Written by Peter Shaw

So you’re about to launch into the pleasurable business of designing your garden.  Putting together a garden design checklist, you’ve probably got a scrap-book full of ideas – bits and pieces gathered over time that might (or might not) become a reality. What follows is just as important to add into the design process for the simple reason that it keeps things real. It’s easy to be distracted by something in a glossy magazine or spotted online. The trick to making a great garden – one that works and feels right – is to incorporate the glossy ideas over a solid foundation of honest practicality.  

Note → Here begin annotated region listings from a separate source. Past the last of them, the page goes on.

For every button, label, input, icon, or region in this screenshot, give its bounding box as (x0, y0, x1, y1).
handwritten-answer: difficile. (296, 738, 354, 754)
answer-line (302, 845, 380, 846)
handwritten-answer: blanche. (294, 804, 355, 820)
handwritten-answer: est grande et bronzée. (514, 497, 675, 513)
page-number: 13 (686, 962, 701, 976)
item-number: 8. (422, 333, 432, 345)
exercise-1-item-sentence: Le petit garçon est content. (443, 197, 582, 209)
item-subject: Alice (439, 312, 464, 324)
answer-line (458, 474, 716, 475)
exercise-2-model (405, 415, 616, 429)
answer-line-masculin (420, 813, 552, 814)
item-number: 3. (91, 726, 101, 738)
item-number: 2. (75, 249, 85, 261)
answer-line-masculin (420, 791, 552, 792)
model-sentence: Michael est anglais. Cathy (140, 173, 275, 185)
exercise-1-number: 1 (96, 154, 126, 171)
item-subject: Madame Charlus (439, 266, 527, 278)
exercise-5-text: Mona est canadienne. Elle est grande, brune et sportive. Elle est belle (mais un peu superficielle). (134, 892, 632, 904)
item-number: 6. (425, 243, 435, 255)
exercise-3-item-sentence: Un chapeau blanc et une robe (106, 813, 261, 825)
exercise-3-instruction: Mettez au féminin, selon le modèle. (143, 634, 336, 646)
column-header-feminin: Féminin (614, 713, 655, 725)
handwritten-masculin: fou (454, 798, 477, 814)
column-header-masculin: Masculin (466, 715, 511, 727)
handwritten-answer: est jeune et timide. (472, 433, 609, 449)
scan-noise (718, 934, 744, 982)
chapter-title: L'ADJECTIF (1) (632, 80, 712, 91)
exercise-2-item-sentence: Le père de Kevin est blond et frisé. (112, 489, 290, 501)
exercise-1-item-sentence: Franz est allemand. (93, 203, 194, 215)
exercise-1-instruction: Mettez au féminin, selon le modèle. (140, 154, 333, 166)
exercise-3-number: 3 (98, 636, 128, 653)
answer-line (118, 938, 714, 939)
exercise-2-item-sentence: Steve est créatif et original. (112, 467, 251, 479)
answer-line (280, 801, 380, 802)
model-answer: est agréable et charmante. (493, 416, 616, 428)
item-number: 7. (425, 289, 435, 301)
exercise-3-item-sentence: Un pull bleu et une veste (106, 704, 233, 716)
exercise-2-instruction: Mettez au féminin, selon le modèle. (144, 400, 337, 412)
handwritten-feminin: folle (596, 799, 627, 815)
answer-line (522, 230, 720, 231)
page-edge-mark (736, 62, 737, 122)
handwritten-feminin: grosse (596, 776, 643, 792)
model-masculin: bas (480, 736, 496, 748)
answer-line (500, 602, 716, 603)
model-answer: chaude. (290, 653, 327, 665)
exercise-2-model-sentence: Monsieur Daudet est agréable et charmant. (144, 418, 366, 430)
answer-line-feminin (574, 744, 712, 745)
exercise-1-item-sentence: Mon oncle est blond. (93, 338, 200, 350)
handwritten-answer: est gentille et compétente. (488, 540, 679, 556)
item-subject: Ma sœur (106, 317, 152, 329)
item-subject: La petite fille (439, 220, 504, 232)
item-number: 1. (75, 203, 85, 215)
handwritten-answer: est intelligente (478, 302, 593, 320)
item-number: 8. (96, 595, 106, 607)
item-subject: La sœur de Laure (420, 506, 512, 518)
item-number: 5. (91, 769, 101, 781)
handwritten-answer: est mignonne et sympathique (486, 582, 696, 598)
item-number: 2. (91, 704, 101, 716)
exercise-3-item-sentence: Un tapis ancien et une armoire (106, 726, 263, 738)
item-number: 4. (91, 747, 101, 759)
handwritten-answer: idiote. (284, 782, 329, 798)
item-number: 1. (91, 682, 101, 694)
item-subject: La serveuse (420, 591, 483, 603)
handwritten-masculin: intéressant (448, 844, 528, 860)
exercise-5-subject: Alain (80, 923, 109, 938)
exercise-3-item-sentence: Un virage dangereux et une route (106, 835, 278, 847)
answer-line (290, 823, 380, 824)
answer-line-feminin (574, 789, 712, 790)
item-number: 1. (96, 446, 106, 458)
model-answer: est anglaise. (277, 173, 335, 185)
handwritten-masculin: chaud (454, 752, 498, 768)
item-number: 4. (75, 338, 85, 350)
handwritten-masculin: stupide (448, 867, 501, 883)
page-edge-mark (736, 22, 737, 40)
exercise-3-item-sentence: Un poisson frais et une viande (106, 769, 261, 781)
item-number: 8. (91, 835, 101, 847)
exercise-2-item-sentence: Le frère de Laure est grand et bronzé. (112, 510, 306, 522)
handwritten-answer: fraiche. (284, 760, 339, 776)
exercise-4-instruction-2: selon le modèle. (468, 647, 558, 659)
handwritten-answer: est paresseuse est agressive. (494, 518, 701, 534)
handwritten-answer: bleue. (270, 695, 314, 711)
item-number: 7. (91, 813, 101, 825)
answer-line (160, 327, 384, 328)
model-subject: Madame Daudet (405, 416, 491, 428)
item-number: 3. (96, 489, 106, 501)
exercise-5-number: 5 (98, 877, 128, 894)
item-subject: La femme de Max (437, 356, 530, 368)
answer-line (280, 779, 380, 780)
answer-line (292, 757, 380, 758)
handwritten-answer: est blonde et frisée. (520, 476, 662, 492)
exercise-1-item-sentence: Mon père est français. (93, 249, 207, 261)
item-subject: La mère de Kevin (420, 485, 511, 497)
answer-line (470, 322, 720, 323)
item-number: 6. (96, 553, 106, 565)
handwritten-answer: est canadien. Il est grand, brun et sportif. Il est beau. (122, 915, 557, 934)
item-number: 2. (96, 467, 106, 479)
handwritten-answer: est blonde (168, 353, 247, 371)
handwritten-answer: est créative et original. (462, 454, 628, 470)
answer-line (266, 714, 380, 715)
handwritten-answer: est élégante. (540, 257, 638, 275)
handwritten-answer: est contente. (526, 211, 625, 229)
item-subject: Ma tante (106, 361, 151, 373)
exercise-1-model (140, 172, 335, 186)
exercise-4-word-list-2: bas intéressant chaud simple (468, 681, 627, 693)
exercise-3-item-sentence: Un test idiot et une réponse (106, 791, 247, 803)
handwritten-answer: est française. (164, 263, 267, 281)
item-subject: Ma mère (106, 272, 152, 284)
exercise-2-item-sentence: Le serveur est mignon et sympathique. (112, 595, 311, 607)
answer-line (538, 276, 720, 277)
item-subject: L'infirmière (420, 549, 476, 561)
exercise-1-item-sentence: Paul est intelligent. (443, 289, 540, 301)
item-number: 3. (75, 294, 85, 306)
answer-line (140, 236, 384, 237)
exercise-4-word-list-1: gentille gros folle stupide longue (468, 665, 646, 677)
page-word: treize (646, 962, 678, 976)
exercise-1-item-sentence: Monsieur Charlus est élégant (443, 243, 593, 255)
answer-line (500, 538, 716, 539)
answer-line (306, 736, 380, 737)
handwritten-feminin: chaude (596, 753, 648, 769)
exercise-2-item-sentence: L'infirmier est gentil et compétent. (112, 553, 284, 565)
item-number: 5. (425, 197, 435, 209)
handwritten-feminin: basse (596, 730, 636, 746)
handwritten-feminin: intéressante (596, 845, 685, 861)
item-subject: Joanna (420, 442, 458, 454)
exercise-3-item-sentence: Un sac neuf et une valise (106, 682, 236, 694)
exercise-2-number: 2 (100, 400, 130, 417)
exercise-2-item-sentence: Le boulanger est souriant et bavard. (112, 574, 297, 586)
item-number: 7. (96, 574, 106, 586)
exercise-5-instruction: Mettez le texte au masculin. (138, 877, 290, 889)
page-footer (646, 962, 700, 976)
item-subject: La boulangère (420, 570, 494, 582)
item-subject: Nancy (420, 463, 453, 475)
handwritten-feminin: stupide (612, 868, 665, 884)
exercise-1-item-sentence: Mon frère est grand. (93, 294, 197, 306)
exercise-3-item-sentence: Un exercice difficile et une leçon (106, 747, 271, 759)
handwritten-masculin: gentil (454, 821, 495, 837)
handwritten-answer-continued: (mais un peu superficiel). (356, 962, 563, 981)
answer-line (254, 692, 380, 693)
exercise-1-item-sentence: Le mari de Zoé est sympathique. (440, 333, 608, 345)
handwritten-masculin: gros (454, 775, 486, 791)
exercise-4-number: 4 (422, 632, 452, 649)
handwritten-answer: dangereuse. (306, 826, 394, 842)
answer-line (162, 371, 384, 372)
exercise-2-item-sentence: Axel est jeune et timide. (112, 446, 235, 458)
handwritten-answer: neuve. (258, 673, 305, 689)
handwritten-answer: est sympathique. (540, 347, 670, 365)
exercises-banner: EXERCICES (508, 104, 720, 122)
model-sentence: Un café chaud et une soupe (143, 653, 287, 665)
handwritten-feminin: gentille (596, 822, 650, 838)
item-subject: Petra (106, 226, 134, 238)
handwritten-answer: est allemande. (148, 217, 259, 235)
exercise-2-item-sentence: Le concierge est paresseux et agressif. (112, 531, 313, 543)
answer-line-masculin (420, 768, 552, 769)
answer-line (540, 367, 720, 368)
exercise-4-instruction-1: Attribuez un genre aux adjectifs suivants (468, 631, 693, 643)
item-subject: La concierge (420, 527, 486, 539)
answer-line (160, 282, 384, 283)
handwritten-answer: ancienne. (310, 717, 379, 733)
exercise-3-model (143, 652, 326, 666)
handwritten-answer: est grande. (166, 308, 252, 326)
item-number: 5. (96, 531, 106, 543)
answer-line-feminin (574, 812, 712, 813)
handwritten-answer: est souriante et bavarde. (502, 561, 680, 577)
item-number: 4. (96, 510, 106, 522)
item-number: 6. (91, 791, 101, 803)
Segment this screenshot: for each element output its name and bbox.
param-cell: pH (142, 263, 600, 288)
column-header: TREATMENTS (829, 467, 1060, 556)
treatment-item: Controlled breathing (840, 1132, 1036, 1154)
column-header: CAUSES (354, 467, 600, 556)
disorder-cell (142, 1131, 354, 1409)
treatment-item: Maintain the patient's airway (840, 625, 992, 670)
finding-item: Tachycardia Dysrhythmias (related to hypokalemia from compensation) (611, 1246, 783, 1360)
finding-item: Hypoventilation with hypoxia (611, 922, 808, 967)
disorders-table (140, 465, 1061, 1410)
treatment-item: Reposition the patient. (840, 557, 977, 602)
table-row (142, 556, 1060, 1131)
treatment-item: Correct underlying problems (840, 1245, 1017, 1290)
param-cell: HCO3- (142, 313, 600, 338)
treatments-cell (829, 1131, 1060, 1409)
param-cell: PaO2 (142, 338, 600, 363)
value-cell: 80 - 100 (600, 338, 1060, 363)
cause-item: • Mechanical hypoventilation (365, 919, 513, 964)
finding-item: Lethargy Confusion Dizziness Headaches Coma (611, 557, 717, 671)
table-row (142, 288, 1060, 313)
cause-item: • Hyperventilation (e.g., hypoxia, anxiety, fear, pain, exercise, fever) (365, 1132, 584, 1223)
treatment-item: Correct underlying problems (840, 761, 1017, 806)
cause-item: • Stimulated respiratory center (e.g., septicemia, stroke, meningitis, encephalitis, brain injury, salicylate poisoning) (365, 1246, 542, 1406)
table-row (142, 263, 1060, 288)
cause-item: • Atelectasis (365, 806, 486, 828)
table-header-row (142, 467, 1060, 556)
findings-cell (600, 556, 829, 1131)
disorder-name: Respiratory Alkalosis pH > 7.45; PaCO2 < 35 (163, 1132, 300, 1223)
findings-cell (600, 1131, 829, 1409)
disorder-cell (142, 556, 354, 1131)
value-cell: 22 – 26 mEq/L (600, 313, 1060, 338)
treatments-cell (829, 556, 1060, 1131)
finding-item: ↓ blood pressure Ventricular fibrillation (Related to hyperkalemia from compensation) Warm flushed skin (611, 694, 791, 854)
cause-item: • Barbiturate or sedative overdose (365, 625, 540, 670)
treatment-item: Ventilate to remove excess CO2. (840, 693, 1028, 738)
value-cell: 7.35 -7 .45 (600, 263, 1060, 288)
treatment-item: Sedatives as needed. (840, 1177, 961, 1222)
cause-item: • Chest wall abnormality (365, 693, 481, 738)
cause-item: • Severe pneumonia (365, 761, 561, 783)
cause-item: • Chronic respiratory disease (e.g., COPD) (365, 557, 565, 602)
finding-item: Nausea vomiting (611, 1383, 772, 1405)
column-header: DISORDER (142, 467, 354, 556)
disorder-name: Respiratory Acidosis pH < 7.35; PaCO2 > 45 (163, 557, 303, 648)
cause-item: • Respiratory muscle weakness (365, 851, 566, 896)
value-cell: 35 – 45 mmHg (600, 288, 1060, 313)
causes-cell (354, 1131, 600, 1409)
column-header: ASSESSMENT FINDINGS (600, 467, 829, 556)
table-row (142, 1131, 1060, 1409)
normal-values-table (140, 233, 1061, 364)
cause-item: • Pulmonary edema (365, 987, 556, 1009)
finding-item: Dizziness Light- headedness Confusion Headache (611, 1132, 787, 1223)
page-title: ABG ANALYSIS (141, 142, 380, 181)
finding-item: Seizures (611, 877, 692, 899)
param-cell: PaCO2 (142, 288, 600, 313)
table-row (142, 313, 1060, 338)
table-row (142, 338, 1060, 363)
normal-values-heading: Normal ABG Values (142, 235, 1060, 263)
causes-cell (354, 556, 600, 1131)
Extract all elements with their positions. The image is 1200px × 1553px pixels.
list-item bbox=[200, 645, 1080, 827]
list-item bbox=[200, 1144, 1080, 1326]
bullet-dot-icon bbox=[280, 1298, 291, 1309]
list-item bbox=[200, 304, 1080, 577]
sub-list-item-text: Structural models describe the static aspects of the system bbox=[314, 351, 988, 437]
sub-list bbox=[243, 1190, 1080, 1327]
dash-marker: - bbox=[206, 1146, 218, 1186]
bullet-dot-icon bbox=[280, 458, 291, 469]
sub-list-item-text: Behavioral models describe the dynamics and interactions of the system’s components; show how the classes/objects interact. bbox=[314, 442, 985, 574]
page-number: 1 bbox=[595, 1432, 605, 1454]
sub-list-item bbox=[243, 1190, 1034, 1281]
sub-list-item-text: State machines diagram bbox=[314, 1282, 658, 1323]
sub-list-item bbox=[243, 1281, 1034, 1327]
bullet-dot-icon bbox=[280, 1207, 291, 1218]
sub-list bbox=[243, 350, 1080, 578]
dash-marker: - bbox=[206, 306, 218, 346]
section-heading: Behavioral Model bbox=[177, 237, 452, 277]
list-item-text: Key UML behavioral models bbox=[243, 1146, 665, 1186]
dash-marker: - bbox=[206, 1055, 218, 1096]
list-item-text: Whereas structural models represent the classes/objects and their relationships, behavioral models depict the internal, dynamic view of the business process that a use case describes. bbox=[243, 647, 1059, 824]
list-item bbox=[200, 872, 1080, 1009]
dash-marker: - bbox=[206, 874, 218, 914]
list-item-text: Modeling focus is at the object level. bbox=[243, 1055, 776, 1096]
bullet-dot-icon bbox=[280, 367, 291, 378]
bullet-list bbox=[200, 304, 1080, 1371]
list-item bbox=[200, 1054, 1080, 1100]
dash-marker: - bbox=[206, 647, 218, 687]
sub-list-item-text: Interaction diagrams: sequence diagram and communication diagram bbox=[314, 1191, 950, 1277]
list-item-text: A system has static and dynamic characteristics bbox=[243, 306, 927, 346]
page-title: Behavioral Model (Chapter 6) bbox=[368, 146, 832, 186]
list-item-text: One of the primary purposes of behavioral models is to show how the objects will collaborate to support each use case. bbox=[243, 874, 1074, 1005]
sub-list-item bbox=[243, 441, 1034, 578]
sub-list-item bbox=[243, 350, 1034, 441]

Here is a garden design checklist…

Garden design checklist

  1. How much money do you want to spend? It’s worth facing the Big Question up front because everything hangs off the answer. As a rule of thumb, between seven and ten percent of the property value is a reasonable amount to spend on a whole garden construction: this amount needs to cover both the hard landscaping (paths, desks, pergolas etc) and the soft (the plants).If you’re calling in some professional help with the design, have a figure in mind to introduce early on in the discussion so that they come up with a design that fits your budget rather than produce something that’s beautiful but is more than you’re prepared to spend. Worse still, they may come up with something that is lacking when you were prepared to put more towards the outcome.
  2. How to work best with what I already have? Or in other words, what are the current strengths of my existing outdoor space? Are there some established trees already screening the neighbour’s ugly garage roof. Is there an existing slope to the block that might help create zones and interest? Is there the potential of a borrowed view – of distant hills or trees – from a space that might be converted from an underused back corner of the garden to a gathering place furnished with a bench. These are all assets to work with – gifts to the garden designer and you as the person who will live and breathe the space. And it’s probably worth making the point here that it can be tricky to introduce something that’s alien to the existing space, like a recreation of the Far North Queenland tropics you’ve just experienced while on holiday. If this type of tropical look is what you want, technically it can be done (with professional help with plant selections). But our approach has always been to work what each site offers naturally rather than impose external themes that don’t fit it necessarily.
  3. Accept what you can’t change. This is about working with what you’ve got: accepting the way things are on your site and making them work better for you. For example, you can’t change the way your house faces and unless you carry out some significant architectural renovations to the layout of your home. Your front door faces where the front door faces so your landscape design will need to work with that. Orientation is the same: you can’t make the north south, and the south north. So if your back yard faces south you may need to come up with a clever solution to avoid making the major gathering place – the patio or deck where the outdoor dining takes place – on the shady south side. It doesn’t matter how nice your landscaping is, people will avoid the prevailing winds and chill, and you may even find them dragging the deck chairs out and around to the sunnier side of the house. If you’re realistic about what you’ve got, there’s more chance you’ll be able to work a solution.
  4. Work out what you’d like your garden to look and feel like. This is sometimes harder to do than it sounds. I find the best way to sort this out is to keep your eyes open and be very aware of other gardens or outdoor spaces. What do you notice and what do you like (or not like) about what you see. How do some spaces make you feel and why do you think that is? This sort of garden stock-taking will begin to show up a few themes: formal layouts with symmetry and organised plantings to informal, asymmetrical designs with loose free form plantings – and everything in between. Make a list or collect pictures of what feels right for you and use it during the design process.
  5. Who will be out in the garden? Who will be using it? Are there young children, older children, pets, extended family and friends at regular gatherings? When you understand how your garden will need to work for you, it’s possible to rough in some detail. For example, if large gatherings are a rarity, the garden terrace needs to be large enough to cope when everyone is there, but it does not need to be dominated permanently with a massive table setting. Instead two smaller tables can be used (one on the terrace and the other elsewhere in the garden, brought together for big lunches) and the surplus folding deck chairs stored until needed. This also about activities in the garden and how these might adapt over the years. A garden with little children may have a play area which can easily be converted into more traditional landscaping when they quickly outgrow it: a sand pit that becomes a teenagers fire-pit gathering point.
  6. How will the garden be maintained? Again, be honest. How much time do you actually have free to look after the garden. And how much gardening do you relish doing or would you rather someone else did it? Whatever the shake-down ends up being, it’s good to know at the design stage, as careful planning can build a garden to suit. For example, a small organised but loosely planted garden may take only three hours a week to look after while a large formal garden that’s quite clipped may need a day a week to keep in shape and maintain the investment.
  7. What about the bits and pieces? The gates, fences, screening, paving options, favourite plants…? All of these things – the parts of the garden that add to the whole – should also be collected and stored in that reference scrapbook (virtual or actual). Be prepared that what ends up as part of your finished garden will often have a lot more to do with the bigger decisions you’ve made along the way (see points 1 through 6). For example, you may have fallen for a solid concrete five-metre long table, spotted in a magazine, but its length, immobility and the fact that it would be needed only on Christmas Day may mean it doesn’t end up in your back yard.